Nunavut - 2016 success stories
The success stories highlighted in this report are just a few examples of how the RCMP demonstrates its commitment to the Government of Canada's Public Service Renewal initiative. Through innovative initiatives and programs, the RCMP works with its partners, connects with communities and supports its people in order to keep Canadians safe.
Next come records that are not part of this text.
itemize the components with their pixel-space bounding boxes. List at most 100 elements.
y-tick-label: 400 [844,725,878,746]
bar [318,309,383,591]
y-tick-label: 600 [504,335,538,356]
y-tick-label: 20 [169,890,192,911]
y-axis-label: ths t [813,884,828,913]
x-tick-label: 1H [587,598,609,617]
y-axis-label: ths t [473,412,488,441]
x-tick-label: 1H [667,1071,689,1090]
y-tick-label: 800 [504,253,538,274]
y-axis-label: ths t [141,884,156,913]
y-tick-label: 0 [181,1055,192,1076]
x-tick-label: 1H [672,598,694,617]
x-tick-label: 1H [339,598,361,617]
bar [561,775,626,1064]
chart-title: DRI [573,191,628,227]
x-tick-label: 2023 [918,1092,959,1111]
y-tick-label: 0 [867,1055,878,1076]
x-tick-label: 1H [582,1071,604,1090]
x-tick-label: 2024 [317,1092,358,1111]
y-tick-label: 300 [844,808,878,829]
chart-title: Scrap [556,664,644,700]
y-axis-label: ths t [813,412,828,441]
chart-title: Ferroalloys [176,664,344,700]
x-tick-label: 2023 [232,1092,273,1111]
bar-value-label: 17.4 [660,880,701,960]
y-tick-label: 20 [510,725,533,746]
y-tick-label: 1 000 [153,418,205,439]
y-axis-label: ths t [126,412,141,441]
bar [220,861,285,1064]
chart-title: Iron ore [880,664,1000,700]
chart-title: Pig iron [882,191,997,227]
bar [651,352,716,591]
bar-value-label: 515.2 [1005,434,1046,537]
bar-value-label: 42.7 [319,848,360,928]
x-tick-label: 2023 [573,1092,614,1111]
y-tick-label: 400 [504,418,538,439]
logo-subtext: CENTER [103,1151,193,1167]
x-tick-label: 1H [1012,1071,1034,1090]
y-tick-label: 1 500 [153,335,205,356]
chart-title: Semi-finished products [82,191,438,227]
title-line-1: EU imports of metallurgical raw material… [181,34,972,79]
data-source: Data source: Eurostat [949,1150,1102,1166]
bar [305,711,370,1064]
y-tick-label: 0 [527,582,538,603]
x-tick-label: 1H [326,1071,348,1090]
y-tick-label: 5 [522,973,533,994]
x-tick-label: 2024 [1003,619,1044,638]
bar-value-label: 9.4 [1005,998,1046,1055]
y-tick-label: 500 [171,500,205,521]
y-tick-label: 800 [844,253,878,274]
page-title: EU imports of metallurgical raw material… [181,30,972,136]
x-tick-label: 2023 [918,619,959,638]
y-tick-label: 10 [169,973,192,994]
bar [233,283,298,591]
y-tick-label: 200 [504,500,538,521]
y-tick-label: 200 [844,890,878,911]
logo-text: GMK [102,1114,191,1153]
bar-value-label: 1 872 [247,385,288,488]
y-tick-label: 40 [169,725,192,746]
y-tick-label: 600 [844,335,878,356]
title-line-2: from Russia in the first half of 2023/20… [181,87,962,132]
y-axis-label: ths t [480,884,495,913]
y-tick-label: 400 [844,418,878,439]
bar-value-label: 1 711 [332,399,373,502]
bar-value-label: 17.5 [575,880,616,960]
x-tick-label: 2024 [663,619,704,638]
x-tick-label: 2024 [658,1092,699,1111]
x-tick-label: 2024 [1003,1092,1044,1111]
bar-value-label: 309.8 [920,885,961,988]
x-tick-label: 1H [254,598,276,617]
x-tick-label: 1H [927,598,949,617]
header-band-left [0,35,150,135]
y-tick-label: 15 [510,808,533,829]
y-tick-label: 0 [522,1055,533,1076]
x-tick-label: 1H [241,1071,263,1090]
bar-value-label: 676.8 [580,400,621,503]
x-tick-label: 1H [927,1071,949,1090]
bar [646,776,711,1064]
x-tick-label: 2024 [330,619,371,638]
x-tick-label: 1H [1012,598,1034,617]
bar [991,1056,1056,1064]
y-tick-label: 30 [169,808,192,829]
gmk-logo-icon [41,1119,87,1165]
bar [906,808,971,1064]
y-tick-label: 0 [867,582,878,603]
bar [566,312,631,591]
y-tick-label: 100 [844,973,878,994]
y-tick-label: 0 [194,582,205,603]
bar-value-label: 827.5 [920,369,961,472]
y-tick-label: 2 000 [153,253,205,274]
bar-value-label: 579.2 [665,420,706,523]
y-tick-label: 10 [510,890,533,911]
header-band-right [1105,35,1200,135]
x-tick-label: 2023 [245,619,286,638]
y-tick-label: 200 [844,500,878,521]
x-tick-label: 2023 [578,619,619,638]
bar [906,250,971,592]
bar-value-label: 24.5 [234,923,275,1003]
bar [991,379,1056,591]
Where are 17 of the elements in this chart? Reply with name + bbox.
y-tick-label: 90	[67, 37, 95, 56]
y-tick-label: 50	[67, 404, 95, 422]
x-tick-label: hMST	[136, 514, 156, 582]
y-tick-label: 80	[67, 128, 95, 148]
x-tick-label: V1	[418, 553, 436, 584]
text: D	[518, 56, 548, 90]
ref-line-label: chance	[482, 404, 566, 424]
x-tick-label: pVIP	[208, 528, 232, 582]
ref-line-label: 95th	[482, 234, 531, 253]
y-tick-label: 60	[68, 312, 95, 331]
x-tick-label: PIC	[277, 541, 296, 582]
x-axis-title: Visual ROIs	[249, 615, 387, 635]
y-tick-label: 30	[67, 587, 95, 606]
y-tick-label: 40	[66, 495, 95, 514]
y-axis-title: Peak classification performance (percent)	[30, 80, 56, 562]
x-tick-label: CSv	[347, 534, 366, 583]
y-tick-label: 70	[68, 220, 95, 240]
Nunavut Proactive Recruiting
In 2016, the Nunavut RCMP Proactive Recruiting unit visited 13 different communities throughout the territory. Three communities hosted a large career fair, collectively drawing in more than 800 attendees. These events allowed the Nunavut RCMP to obtain significant exposure and network with agencies and businesses from various regions. While visiting these communities, members of the recruiting unit conducted career presentations and met with perspective applicants. These activities laid the foundation for community interaction that our recruiters will renew during future visits.
Nunavut youth initiatives
In 2016, Nunavut RCMP Recruiting participated in three separate youth initiatives involving Inuit youth ages 16-19. The first is the Aboriginal Pre-Cadet Training Program. During this eight-week commitment, a Nunavut youth attended the RCMP Training Academy, known as Depot, in Regina, Saskatchewan, for three weeks and then undertook a community safety project (a Bike Rodeo) during a five-week period once back in Iqaluit. The second is the Northwest Region Depot Youth Camp. Four individuals from across the territory traveled to Depot for a one-week exposure to 'Depot life'. The third initiative involved the Nunavut RCMP Community Policing section selecting six youths from across the territory to participate in a first responders camp held in Ottawa, Ontario. The youth were exposed to all of the various careers within the first responders' field.
The Polar Bike Project
An initiative led by an RCMP officer and his spouse living and working in Kugluktuk, Nunavut, helped bring bikes north for the community's youth. Eighty bikes were donated to the community, which fostered great relationships between the youth, the Kugluktuk Youth Centre, and the RCMP detachment. Lost bikes are often returned to the detachment building instead of being stolen, and the local RCMP officer says he's noticed parents are more willing to talk to him thanks to his connection with their kids.